Jamais la diplomatie n’est plus active que quand elle se déploie sur fond de canonnade, comme en témoigne l’incessant chassé-croisé de ministres des AE autour du bouillonnant chaudron de Gaza. À cela rien d’étonnant puisque, selon l’illustre formule de Clausewitz, la guerre n’est au fond que la continuation de la politique par d’autres moyens.


Suivant de peu le Britannique David Cameron, Antony Blinken et Stéphane Séjourné sont les vedettes du moment. À quelques nuances près, à des degrés divers d’engagement et de clarté, l’Américain et le Français s’assignent apparemment les mêmes objectifs. En tête de ceux-ci figure un arrêt des hostilités qui permettrait l’acheminement de l’aide humanitaire aux assiégés de Gaza et un échange de prisonniers et d’otages, mais que la France souhaiterait durable, pour ne pas dire définitif. Les deux hommes se disent également soucieux d’éviter un élargissement du conflit à la région tout entière, encore que les Américains ne se privent guère de riposter durement aux attaques des milices pro-

iraniennes au Yémen, en Syrie et en Irak. Et pour finir, tous ces brûlots courant comme feu follet entre Méditerranée et mer Rouge n’empêchent guère Washington et Paris de songer déjà à l’après-Gaza.


Toujours est-il qu’Antony Blinken en est à sa cinquième tournée dans la région depuis le début du conflit. Doit-on dès lors se pâmer d’admiration devant l’énergie et la persévérance dont fait montre le lointain successeur du phénomène Kissinger ? Faut-il au contraire n’y voir que la lamentable impuissance du colosse US à faire ployer Benjamin Netanyahu ? Nommé tout récemment à son poste, à peine rentré d’un baptême du feu à Kiev puis à New York, c’est à la dure, tambour battant, que de son côté, le jeune locataire du Quai d’Orsay doit faire ses classes dans cet Orient compliqué qui a contraint bien des négociateurs à déclarer forfait.

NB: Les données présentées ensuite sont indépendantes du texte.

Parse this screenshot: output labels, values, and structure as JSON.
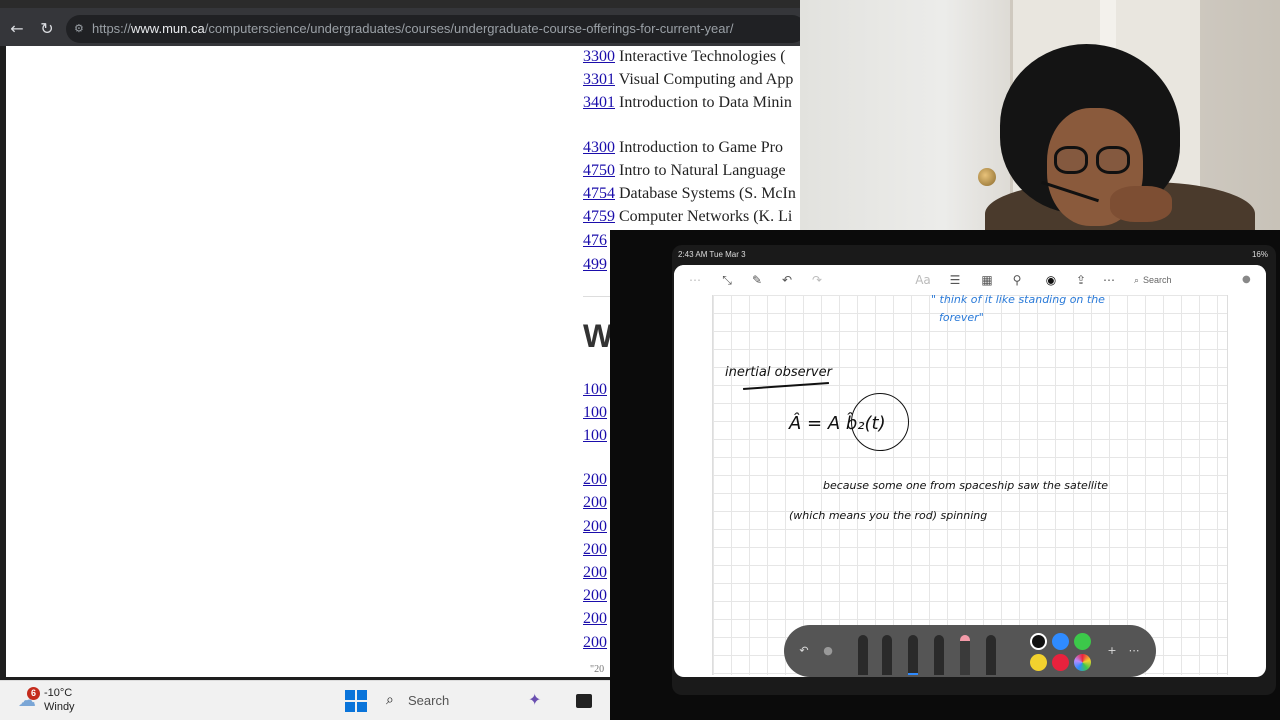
{
  "browser": {
    "url_scheme": "https://",
    "url_host": "www.mun.ca",
    "url_path": "/computerscience/undergraduates/courses/undergraduate-course-offerings-for-current-year/",
    "courses": [
      {
        "code": "3300",
        "title": "Interactive Technologies ("
      },
      {
        "code": "3301",
        "title": "Visual Computing and App"
      },
      {
        "code": "3401",
        "title": "Introduction to Data Minin"
      },
      {
        "code": "4300",
        "title": "Introduction to Game Pro"
      },
      {
        "code": "4750",
        "title": "Intro to Natural Language"
      },
      {
        "code": "4754",
        "title": "Database Systems (S. McIn"
      },
      {
        "code": "4759",
        "title": "Computer Networks (K. Li"
      },
      {
        "code": "476",
        "title": ""
      },
      {
        "code": "499",
        "title": ""
      }
    ],
    "heading_fragment": "W",
    "lower_codes": [
      "100",
      "100",
      "100",
      "200",
      "200",
      "200",
      "200",
      "200",
      "200",
      "200",
      "200"
    ],
    "footer_fragment": "\"20"
  },
  "taskbar": {
    "weather_badge": "6",
    "weather_temp": "-10°C",
    "weather_cond": "Windy",
    "search_label": "Search"
  },
  "ipad": {
    "status_time": "2:43 AM  Tue Mar 3",
    "status_battery": "16%",
    "search_label": "Search",
    "toolbar_icons": [
      "more-dots-icon",
      "collapse-icon",
      "compose-icon",
      "undo-icon",
      "redo-icon",
      "text-format-icon",
      "checklist-icon",
      "table-icon",
      "attachment-icon",
      "markup-icon",
      "share-icon",
      "more-icon",
      "search-icon",
      "microphone-icon"
    ]
  },
  "handwriting": {
    "line1": "\" think of it like standing on the",
    "line2": "forever\"",
    "heading": "inertial observer",
    "equation": "Â = A b̂₂(t)",
    "line3": "because   some one   from  spaceship   saw  the  satellite",
    "line4": "(which means  you  the  rod)   spinning"
  },
  "palette": {
    "swatches": [
      "#111111",
      "#2f8bff",
      "#3cc84a",
      "#f2d22e",
      "#e8223d",
      "#b98cff"
    ]
  }
}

Pour ce premier tour de piste sous nos latitudes, Stéphane Séjourné n’a certes pas démenti ses réelles qualifications. Au fil de ses escales, il a refusé tout déplacement forcé de la population de Gaza vers l’Égypte. Il a condamné en outre les intolérables violences des colons ainsi que les appels aux crimes de guerre émanant de source responsable. Le ministre a aussi réaffirmé avec force l’indissociable unité de destin entre la bande de Gaza et la Cisjordanie, sous l’égide d’une Autorité palestinienne renouvelée ; mais au fait, tout progrès vers la paix ne commande-t-il pas aussi, en parallèle, une sérieuse évolution des esprits du côté d’Israël, actuellement gouverné par l’équipe la plus radicale de son histoire ? Et n’est-il pas grand temps que ces choses-là soient dites publiquement, haut et clair, comme pour les Palestiniens ?

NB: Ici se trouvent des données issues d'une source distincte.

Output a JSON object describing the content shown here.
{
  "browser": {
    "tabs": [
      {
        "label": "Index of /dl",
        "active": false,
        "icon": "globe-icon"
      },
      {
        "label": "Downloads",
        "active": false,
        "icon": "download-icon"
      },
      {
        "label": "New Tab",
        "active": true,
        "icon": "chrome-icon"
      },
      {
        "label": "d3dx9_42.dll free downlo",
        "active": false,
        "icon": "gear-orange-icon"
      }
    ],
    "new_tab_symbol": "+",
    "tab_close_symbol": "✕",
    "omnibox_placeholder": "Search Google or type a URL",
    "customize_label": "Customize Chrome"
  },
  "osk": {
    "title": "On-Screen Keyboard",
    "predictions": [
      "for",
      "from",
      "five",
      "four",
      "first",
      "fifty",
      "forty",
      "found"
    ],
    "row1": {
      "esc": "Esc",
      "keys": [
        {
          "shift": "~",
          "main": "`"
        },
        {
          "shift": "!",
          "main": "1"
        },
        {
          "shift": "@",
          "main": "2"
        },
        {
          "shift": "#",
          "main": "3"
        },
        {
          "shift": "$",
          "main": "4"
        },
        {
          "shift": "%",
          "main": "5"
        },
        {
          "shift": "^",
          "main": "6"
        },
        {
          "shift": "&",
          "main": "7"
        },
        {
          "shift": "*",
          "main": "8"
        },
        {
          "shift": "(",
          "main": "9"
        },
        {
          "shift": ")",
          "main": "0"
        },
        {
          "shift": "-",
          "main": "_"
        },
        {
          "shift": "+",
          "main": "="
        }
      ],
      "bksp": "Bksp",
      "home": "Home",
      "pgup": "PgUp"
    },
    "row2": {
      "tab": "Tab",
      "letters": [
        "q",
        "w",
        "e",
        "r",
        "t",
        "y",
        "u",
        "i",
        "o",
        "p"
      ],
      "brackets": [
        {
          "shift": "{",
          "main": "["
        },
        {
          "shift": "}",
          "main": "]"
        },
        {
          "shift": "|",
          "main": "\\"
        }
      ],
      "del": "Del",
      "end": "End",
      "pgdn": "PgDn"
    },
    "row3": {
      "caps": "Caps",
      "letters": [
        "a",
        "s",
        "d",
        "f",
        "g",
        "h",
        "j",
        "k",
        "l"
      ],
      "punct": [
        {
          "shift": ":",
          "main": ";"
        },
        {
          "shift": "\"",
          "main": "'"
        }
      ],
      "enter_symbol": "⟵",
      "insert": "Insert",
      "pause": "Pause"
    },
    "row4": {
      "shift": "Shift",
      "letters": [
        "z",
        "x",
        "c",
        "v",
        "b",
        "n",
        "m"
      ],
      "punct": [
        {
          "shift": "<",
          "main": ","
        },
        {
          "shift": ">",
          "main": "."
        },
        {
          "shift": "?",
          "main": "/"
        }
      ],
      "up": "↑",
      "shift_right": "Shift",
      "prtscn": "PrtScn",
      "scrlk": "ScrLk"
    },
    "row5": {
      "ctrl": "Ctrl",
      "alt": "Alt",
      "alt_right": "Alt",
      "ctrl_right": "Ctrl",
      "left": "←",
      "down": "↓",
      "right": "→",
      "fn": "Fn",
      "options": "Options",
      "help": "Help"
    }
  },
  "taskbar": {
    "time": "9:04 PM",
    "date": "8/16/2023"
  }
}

Au Liban où il clôturait son périple hier, Stéphane Séjourné s’est surtout affairé à alerter les dirigeants sur les risques chaque jour accrus d’une guerre totale. Il convoyait en fait un sévère avertissement israélien, dont il ressort que le temps presse pour une éventuelle désescalade négociée à l’amiable. Mais que sert-il de secouer les puces à un pouvoir légal libanais n’ayant aucune prise sur les événements et qui jure ses grands dieux qu’il ne veut surtout pas de la guerre ?

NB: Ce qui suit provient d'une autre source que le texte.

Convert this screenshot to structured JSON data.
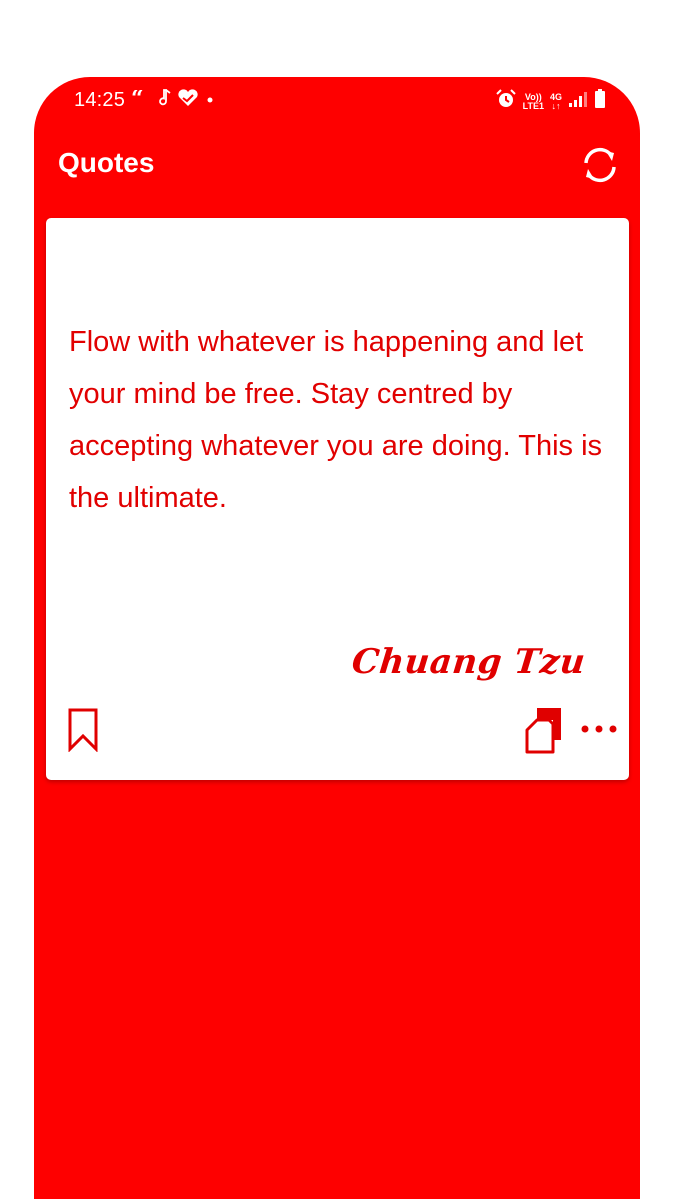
{
  "status_bar": {
    "time": "14:25",
    "network_top": "Vo))",
    "network_bottom": "LTE1",
    "network_type": "4G",
    "icons": [
      "quote-mark-icon",
      "music-note-icon",
      "heart-check-icon",
      "dot-icon",
      "alarm-icon",
      "signal-icon",
      "battery-icon"
    ]
  },
  "app_bar": {
    "title": "Quotes",
    "refresh_icon": "refresh-icon"
  },
  "quote_card": {
    "text": "Flow with whatever is happening and let your mind be free. Stay centred by accepting whatever you are doing. This is the ultimate.",
    "author": "Chuang Tzu",
    "actions": [
      "bookmark-icon",
      "copy-icon",
      "more-options-icon"
    ]
  },
  "colors": {
    "background": "#fe0000",
    "card": "#ffffff",
    "accent_text": "#e10000"
  }
}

N’allez pas croire pour autant qu’en ces temps d’intense trafic diplomatique on passe le reste de la journée, au palais Bustros, à bayer aux corneilles ou à chasser les mouches. Le ministère des AE n’a pas perdu de temps en effet pour adresser une vigoureuse protestation au Foreign Office, dont le chef avait jugé superflu d’inclure son homologue libanais à son carnet de bal, lors de sa récente visite à Beyrouth.


On l’a échappé belle, dormez tranquilles, l’honneur national est sauf !

Issa GORAIEB
igor@lorientlejour.com

Jamais la diplomatie n’est plus active que quand elle se déploie sur fond de canonnade, comme en témoigne l’incessant chassé-croisé de ministres des AE autour du bouillonnant chaudron de Gaza. À cela rien d’étonnant puisque, selon l’illustre formule de Clausewitz, la guerre n’est au fond que la continuation de la politique par d’autres moyens.Suivant de peu le...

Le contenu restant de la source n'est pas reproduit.